SAN DIEGO – Los padres tienen el derecho constitucional de ser informados si sus hijos están cambiando socialmente de género en la escuela y los maestros tienen el derecho constitucional de notificar a los padres sobre la transición, dictaminó esta semana un juez federal del sur de California.
En una opinión de 52 páginas emitida el lunes, el juez federal de distrito Roger Benítez dijo que el caso – Mirabelli v. Olson – presentaba cuatro preguntas sobre “el derecho de los padres a la información versus la política de secreto de una escuela pública cuando se trata de la identificación de género de un estudiante”.
Benítez preguntó en su fallo si los padres tienen derecho a obtener información sobre género, basándose en la garantía del debido proceso de la Decimocuarta Enmienda, y si dicha información se puede proporcionar a los padres a pesar de la protección de la Primera Enmienda al libre ejercicio de la religión. Además, dijo, el tribunal tuvo que determinar si los maestros de escuelas públicas tienen derecho a informar a los padres – basándose en el libre ejercicio de su religión – o si tienen derecho a informar a los padres basándose en su propia libertad de expresión.
“En cada caso, este tribunal concluye que, como cuestión de derecho, la respuesta es ‘sí’”, continuó el juez. “Los padres tienen derecho a recibir información sobre el género y los maestros tienen derecho a brindarles a los padres información precisa sobre la identidad de género de un niño”. »
El estado pidió al tribunal que suspendiera la decisión en espera de apelación.
En un comunicado, la ACLU del Sur de California dijo que la medida pone a los estudiantes trans y no conformes con su género en riesgo de ser denunciados a sus padres por sus maestros y otro personal escolar.
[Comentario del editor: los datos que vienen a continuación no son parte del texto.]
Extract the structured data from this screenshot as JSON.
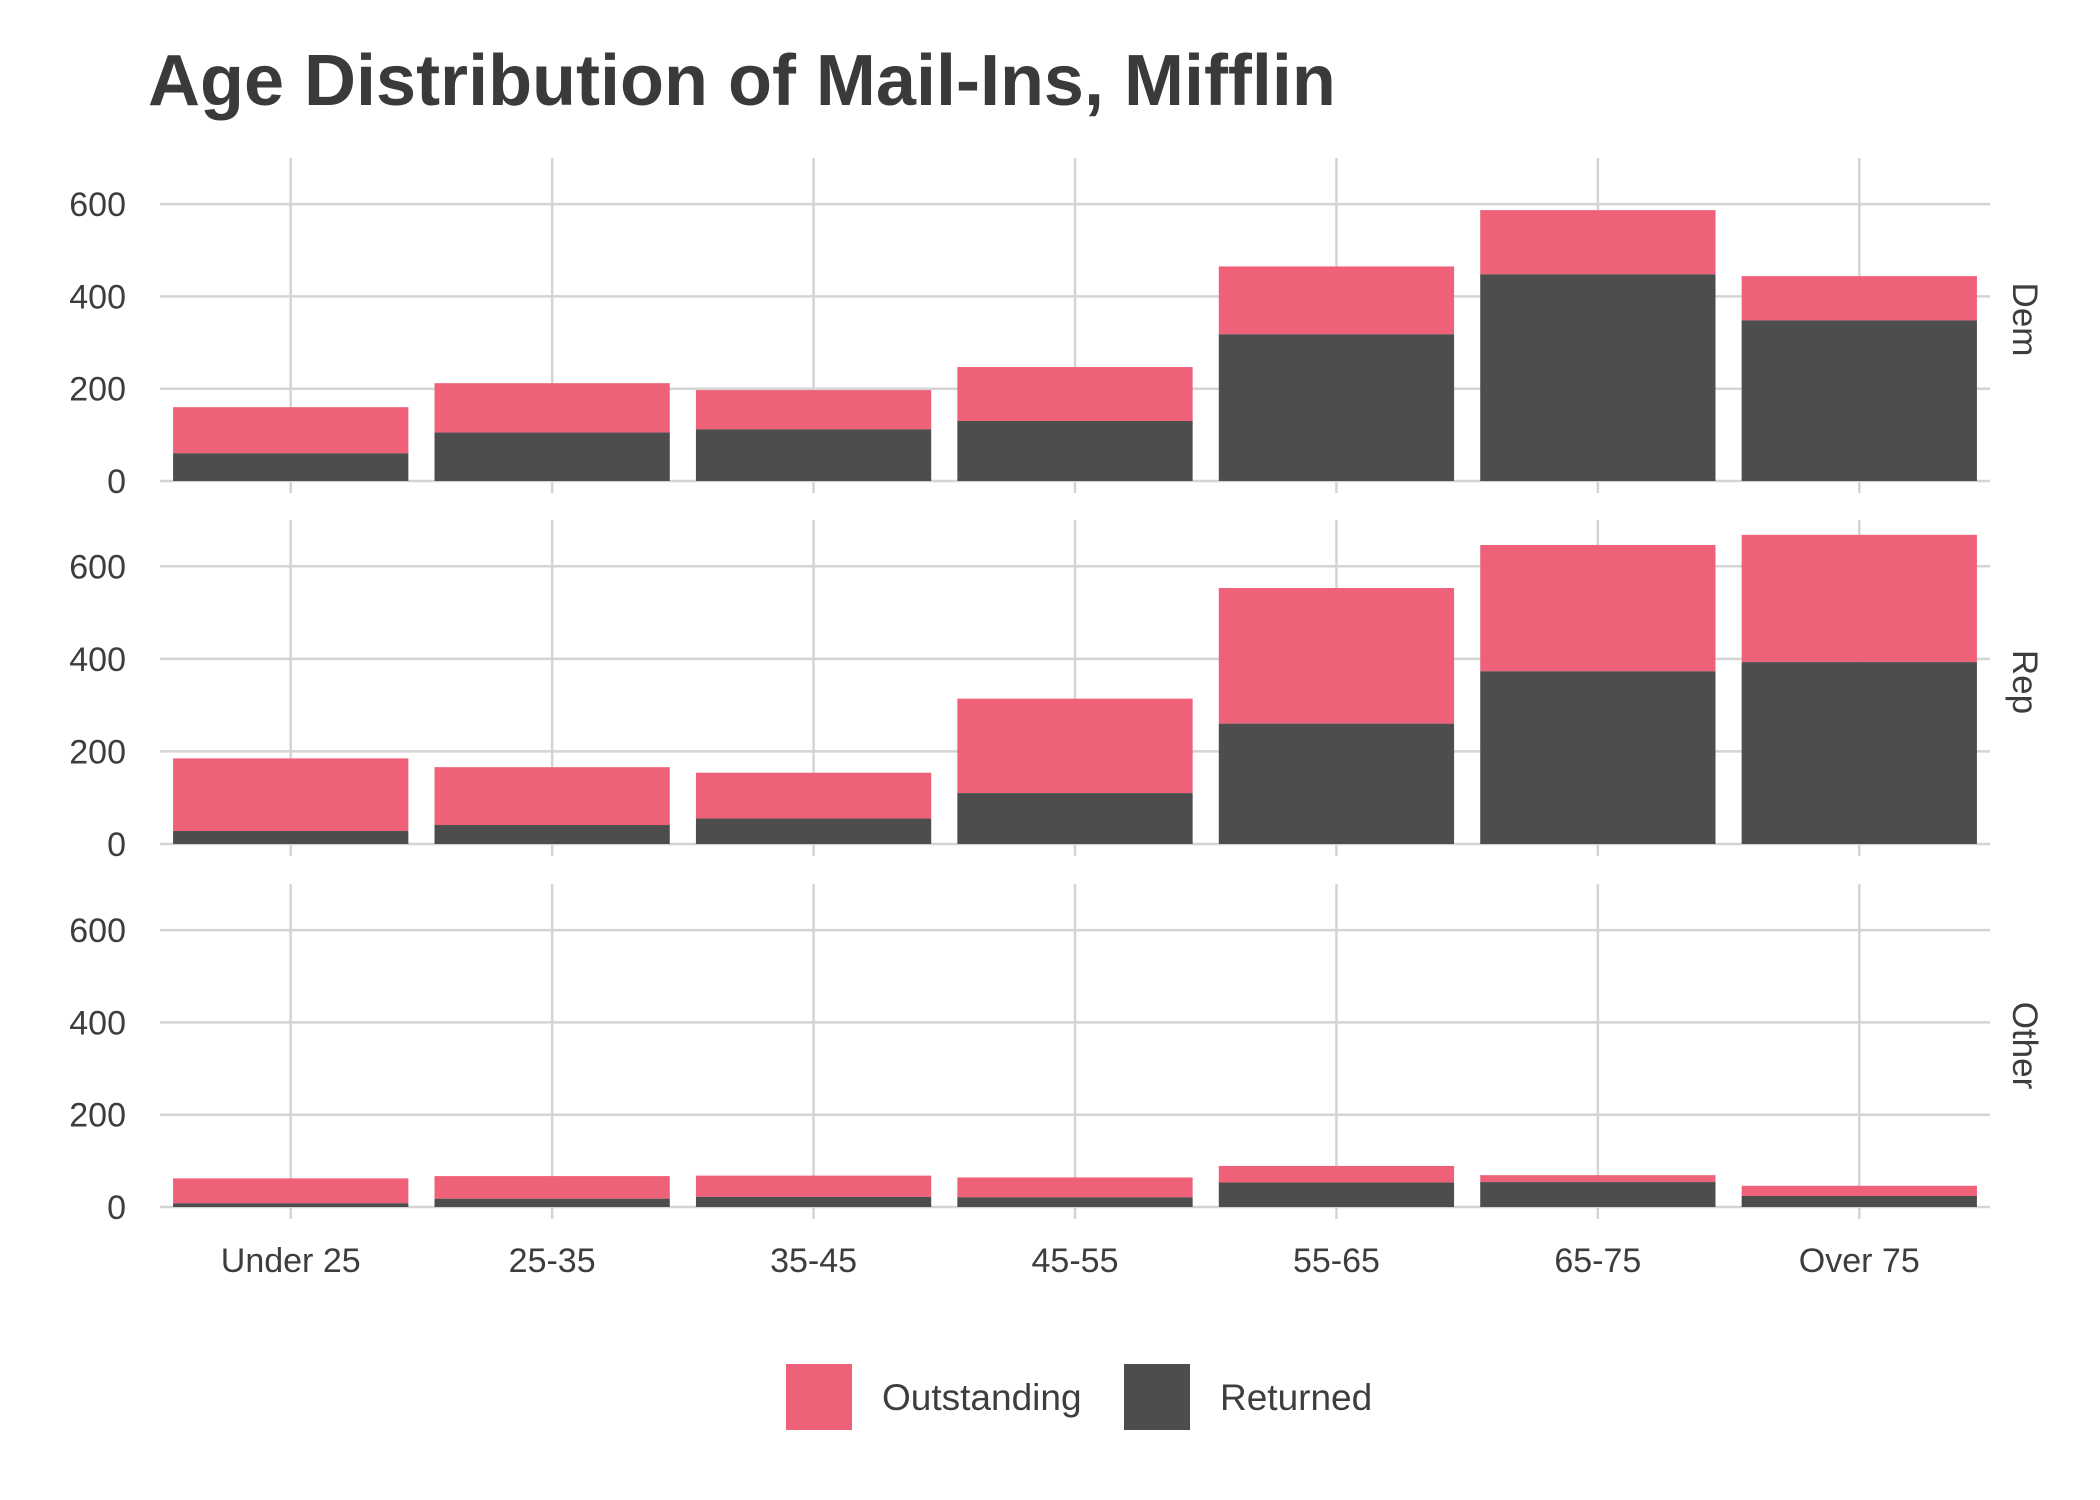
{
  "chart_data": {
    "type": "bar",
    "stacked": true,
    "title": "Age Distribution of Mail-Ins, Mifflin",
    "xlabel": "",
    "ylabel": "",
    "categories": [
      "Under 25",
      "25-35",
      "35-45",
      "45-55",
      "55-65",
      "65-75",
      "Over 75"
    ],
    "ylim": [
      0,
      700
    ],
    "yticks": [
      0,
      200,
      400,
      600
    ],
    "grid": true,
    "legend_position": "bottom",
    "series_names": [
      "Outstanding",
      "Returned"
    ],
    "colors": {
      "Outstanding": "#ef6079",
      "Returned": "#4d4d4d"
    },
    "panels": [
      {
        "name": "Dem",
        "series": [
          {
            "name": "Returned",
            "values": [
              60,
              105,
              112,
              130,
              318,
              448,
              348
            ]
          },
          {
            "name": "Outstanding",
            "values": [
              100,
              107,
              85,
              117,
              147,
              139,
              96
            ]
          }
        ]
      },
      {
        "name": "Rep",
        "series": [
          {
            "name": "Returned",
            "values": [
              28,
              41,
              55,
              110,
              260,
              373,
              393
            ]
          },
          {
            "name": "Outstanding",
            "values": [
              157,
              125,
              99,
              204,
              293,
              273,
              275
            ]
          }
        ]
      },
      {
        "name": "Other",
        "series": [
          {
            "name": "Returned",
            "values": [
              8,
              18,
              22,
              21,
              53,
              54,
              24
            ]
          },
          {
            "name": "Outstanding",
            "values": [
              54,
              49,
              46,
              43,
              36,
              15,
              22
            ]
          }
        ]
      }
    ]
  }
}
El fallo, señaló la organización, también prohíbe a los educadores utilizar el nombre o pronombres elegidos por un estudiante si los padres del estudiante se oponen.
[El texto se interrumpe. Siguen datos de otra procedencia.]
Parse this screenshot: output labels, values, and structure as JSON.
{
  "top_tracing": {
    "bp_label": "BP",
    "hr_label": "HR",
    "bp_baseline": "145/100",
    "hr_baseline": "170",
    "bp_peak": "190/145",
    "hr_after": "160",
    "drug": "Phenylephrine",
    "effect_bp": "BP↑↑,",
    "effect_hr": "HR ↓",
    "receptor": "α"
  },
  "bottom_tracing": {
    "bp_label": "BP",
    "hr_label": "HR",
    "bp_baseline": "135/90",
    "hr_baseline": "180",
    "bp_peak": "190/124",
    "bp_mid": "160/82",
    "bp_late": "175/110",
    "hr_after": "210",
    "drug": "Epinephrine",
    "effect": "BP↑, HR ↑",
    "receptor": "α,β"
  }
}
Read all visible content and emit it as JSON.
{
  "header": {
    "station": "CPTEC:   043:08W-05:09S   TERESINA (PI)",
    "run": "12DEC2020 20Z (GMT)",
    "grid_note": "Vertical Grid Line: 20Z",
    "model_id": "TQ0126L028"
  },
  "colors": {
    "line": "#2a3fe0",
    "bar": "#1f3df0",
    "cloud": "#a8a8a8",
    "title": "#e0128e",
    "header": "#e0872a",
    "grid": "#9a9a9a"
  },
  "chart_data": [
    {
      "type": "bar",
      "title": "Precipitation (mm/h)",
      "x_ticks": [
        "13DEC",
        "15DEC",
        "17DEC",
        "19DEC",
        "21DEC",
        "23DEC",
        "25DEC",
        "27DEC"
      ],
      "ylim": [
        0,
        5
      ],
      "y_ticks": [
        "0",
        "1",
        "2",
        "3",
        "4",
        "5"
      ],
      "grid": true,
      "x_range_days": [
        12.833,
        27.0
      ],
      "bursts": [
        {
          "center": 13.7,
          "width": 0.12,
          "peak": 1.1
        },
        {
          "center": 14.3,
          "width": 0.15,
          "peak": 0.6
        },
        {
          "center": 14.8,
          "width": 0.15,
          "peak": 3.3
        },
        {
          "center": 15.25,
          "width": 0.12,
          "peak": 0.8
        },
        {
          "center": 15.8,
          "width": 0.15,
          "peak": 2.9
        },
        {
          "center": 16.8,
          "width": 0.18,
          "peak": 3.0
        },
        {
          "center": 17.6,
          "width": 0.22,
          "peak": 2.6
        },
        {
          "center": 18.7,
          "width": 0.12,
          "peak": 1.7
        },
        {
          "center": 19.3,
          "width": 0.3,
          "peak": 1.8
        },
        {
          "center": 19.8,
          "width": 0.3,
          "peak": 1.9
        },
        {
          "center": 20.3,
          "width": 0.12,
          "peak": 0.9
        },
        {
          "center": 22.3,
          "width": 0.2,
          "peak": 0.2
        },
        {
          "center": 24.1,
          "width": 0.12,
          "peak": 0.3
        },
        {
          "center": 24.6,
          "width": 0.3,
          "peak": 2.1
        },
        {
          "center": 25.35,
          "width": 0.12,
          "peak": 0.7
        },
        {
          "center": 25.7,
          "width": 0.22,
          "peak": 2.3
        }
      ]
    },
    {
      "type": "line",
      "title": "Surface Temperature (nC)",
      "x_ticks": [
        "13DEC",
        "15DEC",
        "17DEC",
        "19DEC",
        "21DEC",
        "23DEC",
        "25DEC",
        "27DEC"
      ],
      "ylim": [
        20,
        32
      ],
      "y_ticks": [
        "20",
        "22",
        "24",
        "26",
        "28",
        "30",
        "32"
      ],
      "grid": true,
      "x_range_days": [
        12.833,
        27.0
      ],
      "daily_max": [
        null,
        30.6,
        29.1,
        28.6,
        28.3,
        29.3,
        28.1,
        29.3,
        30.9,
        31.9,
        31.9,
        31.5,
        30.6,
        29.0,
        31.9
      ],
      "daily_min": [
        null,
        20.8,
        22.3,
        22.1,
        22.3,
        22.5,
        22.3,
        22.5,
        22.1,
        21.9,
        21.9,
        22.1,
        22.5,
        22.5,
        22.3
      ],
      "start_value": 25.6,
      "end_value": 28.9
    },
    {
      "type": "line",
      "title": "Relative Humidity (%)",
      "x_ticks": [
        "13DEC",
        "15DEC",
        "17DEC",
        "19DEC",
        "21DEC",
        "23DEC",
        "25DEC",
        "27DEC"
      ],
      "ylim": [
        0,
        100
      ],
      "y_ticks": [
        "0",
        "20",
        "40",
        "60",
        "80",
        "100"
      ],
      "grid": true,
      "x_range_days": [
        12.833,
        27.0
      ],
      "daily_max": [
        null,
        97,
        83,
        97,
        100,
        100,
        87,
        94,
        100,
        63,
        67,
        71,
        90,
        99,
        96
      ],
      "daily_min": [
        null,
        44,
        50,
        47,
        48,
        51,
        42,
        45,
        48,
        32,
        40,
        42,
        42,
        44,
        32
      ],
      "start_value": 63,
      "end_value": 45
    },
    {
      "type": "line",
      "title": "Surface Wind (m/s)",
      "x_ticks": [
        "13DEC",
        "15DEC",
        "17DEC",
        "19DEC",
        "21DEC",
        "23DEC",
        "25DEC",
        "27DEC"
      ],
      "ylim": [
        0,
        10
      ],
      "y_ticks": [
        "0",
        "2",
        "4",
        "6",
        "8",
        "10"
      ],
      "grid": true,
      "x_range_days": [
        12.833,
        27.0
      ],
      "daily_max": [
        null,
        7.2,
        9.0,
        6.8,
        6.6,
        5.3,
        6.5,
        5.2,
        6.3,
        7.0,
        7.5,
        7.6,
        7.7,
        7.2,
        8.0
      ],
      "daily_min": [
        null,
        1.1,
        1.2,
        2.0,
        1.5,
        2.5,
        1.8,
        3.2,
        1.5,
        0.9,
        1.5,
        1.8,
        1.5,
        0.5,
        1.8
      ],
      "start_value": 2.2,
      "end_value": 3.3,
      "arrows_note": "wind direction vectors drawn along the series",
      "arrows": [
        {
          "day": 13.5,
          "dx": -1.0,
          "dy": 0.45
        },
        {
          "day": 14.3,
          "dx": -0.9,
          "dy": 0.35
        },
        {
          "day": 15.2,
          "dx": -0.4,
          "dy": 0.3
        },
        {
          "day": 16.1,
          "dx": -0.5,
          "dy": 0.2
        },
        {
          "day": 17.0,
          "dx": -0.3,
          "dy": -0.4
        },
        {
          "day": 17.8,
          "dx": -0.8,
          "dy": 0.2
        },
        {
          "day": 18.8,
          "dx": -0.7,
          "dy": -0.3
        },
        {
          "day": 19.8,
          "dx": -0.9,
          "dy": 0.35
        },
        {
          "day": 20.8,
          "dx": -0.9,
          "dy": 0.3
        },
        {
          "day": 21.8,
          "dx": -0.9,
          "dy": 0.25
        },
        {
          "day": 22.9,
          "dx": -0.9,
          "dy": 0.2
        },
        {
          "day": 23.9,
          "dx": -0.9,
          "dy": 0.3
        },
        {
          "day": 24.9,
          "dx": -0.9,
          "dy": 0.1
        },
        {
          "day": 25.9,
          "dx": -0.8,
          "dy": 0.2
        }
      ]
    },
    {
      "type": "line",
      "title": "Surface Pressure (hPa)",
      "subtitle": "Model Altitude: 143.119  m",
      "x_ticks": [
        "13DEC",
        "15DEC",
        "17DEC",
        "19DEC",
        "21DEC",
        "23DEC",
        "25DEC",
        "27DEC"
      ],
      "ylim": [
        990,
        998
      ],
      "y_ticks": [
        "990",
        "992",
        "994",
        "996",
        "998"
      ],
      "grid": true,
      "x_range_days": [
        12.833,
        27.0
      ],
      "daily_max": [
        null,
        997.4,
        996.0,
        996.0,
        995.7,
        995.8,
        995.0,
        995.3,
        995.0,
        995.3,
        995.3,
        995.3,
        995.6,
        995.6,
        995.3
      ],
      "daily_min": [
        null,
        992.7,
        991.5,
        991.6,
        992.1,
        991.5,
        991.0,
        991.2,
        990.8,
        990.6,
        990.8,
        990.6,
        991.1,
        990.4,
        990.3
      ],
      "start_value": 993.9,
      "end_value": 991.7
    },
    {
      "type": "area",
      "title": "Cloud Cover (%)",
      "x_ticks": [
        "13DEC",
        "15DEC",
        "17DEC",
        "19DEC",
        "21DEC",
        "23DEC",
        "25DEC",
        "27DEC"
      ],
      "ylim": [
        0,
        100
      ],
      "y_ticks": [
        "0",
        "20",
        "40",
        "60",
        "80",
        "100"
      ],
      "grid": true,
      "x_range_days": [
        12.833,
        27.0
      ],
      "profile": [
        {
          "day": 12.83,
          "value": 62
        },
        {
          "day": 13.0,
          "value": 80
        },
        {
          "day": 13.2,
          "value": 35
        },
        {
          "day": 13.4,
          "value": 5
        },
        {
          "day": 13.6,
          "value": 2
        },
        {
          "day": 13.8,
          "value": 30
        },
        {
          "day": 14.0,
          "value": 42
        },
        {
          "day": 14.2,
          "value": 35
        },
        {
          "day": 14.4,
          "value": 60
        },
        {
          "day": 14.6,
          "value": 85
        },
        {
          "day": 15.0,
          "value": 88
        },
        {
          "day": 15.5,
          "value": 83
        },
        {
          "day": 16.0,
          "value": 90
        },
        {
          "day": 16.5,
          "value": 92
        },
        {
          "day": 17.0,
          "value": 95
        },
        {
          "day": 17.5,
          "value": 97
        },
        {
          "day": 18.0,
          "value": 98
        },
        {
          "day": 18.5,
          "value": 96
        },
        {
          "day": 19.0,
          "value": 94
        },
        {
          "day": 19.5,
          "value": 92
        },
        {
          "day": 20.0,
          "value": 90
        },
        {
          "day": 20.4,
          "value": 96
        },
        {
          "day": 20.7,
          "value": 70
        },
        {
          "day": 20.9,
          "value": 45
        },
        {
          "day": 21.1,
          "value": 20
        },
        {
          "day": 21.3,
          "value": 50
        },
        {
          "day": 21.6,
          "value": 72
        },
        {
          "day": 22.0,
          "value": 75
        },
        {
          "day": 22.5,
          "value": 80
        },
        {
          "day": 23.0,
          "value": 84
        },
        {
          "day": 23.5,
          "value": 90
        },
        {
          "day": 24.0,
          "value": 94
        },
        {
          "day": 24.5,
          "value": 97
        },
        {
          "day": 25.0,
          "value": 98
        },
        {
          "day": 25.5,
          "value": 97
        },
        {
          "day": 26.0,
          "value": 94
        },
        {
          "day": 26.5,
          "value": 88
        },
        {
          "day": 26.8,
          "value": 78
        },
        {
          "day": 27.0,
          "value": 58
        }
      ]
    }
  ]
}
“En lugar de garantizar que todos los estudiantes reciban la mejor educación posible, estos esfuerzos buscan explotar la falta de familiaridad con las personas transgénero, difundir información errónea y alterar la confianza dentro de nuestras comunidades escolares”, dijo Christine Parker, abogada principal del Proyecto de Género, Sexualidad y Justicia Reproductiva de la Fundación ACLU del Sur de California. “Este caso es parte de un ataque coordinado a nivel nacional contra las personas trans y todos aquellos que abogan por la juventud trans. »
Equality California, una organización de derechos civiles LGBTQ+, dijo que el fallo socava las leyes que protegen a los estudiantes transgénero, incluida la Ley de SEGURIDAD del año pasado.
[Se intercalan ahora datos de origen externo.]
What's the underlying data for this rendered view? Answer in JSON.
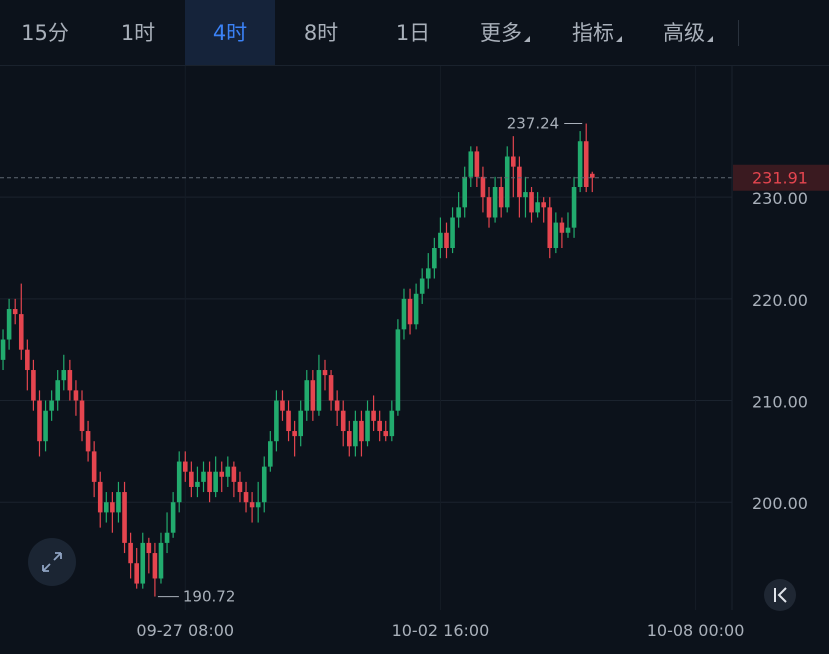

“La peligrosa decisión del juez Benítez va mucho más allá de la Ley de SEGURIDAD y apunta ampliamente a muchas de las leyes y protecciones de California para estudiantes transgénero y no conformes con su género, intentando invalidar salvaguardias críticas que previenen las salidas forzadas y permiten a los educadores respetar el nombre afirmado y los pronombres de un estudiante en la escuela”, dijo el director ejecutivo de la organización, Tony Hoang, en un comunicado.
“Estas protecciones existen por una razón: mantener seguros a los estudiantes y garantizar que las escuelas sigan siendo lugares donde los jóvenes puedan aprender y prosperar sin miedo”, añadió Hoang.
Mientras tanto, funcionarios del California Policy Center, un grupo de expertos libertario y conservador sin fines de lucro con sede en el sur de California, elogiaron la decisión como una “victoria histórica para los derechos de los padres y una pérdida devastadora” para el gobernador Gavin Newsom, el fiscal general Rob Bonta y el superintendente de Instrucción Pública Tony Thurmond.
“El derecho constitucional de los padres a dirigir la educación de sus hijos no puede ser anulado por los burócratas estatales”, dijo en un comunicado Lance Christensen, vicepresidente de asuntos gubernamentales y política educativa de la organización.
“El juez Benítez emitió una opinión bien razonada que protege a los padres, maestros y estudiantes de California”, agregó Emily Rae, presidenta del Centro de Justicia Familiar de California de la organización. “La decisión afirma que los profesores no pueden mentir a los padres sobre la identidad de género de sus propios hijos”.
La demanda de Mirabelli fue presentada por la Sociedad Thomas More en nombre de dos maestros que demandaron al Distrito Escolar Unido de Escondido sobre una política que requería que los maestros usaran el nuevo nombre y pronombres del estudiante en la escuela, pero usaran el nombre legal y los pronombres biológicos del estudiante cuando hablaban con los padres, según la organización.
Según la organización, esta política obliga a los profesores a ocultar la nueva identidad de un niño a sus padres.